Note that while the counterexample above was generated by code I wrote from scratch (it was basically the first thing I tried), one can check the solutions are valid by hand, so even if my code is buggy it's still a valid counterexample to the claim that using \$e=2\$ works.

The same procedure actually works to correct any number of errors up to \$e\$.

The requirement is that the error polynomial \$E(x)\$ has to be zero at every point \$a_i\$ where there was an error. Nothing says it has to be zero at only those points; you can have an \$E(x)\$ that is zero at other points too, and that's OK, as long as its degree is \$e\$.

So, if \$e\$ is an upper bound on the number of errors, there will exist a polynomial \$E(x)\$ with all the desired properties (i.e., has degree exactly \$e\$ and is zero at every point where there is an error).
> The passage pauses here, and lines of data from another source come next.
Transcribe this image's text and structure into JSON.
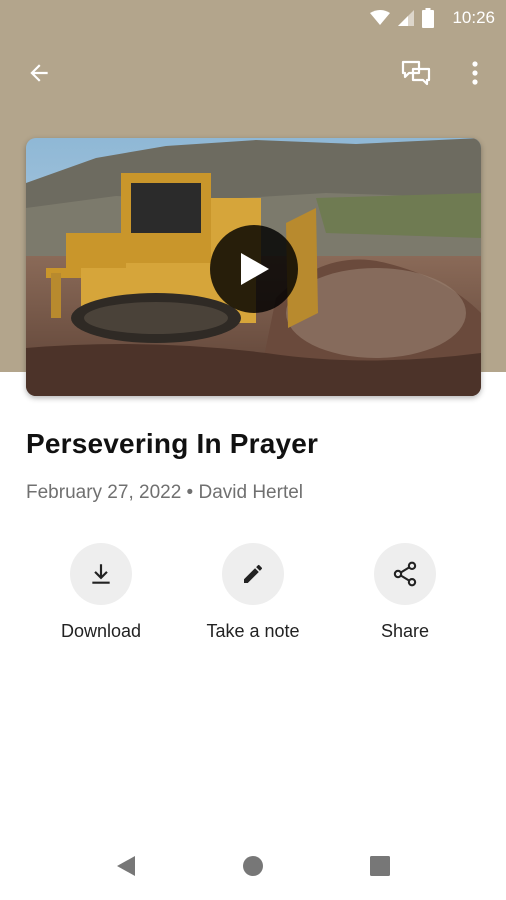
{
  "status_bar": {
    "time": "10:26"
  },
  "app_bar": {
    "back_icon": "arrow-back-icon",
    "chat_icon": "chat-icon",
    "more_icon": "more-vert-icon"
  },
  "video": {
    "play_icon": "play-icon"
  },
  "sermon": {
    "title": "Persevering In Prayer",
    "date": "February 27, 2022",
    "separator": " • ",
    "speaker": "David Hertel"
  },
  "actions": [
    {
      "label": "Download",
      "icon": "download-icon"
    },
    {
      "label": "Take a note",
      "icon": "pencil-icon"
    },
    {
      "label": "Share",
      "icon": "share-icon"
    }
  ],
  "colors": {
    "header_bg": "#b3a58c",
    "action_bg": "#eeeeee",
    "meta_text": "#707070"
  }
}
For instance, if there are fewer than \$e\$ errors, then there exists a polynomial \$E(x)\$ that's zero at every error, and zero at a few more points to get the number of zeros up to exactly \$e\$.

Finally, the correctness theorem says that if such a polynomial \$E(x)\$ exists, then the Berlekamp-Welch algorithm will be able to find it. So, even if there are fewer than \$e\$ errors, the procedure will still work correctly to identify \$E(x)\$. Once you have \$E(x)\$, you can identify \$n-e\$ positions that are error-free, and then you can decode in a straightforward way.

To document the result of the conversation about the "counterexample" in the question:

That's actually not a valid counterexample. The flaw was in the calculation of how many errors you should expect Berlekamp-Welch to be able to correct. The distance is \$n-k+1\$, so you should expect it to be able to correct up to \$(n-k)/2\$ errors (as Ran G. points out). In your counterexample \$n=5\$ and \$k=3\$, so \$(n-k)/2=1\$, so you should only expect this procedure to be able to correct one error, i.e., \$e=1\$. So, when you ran the procedure on an example with \$e=2\$, there's no reason to expect the procedure to work correctly.

So, the counterexample isn't actually a counterexample, and it doesn't contradict my answer above.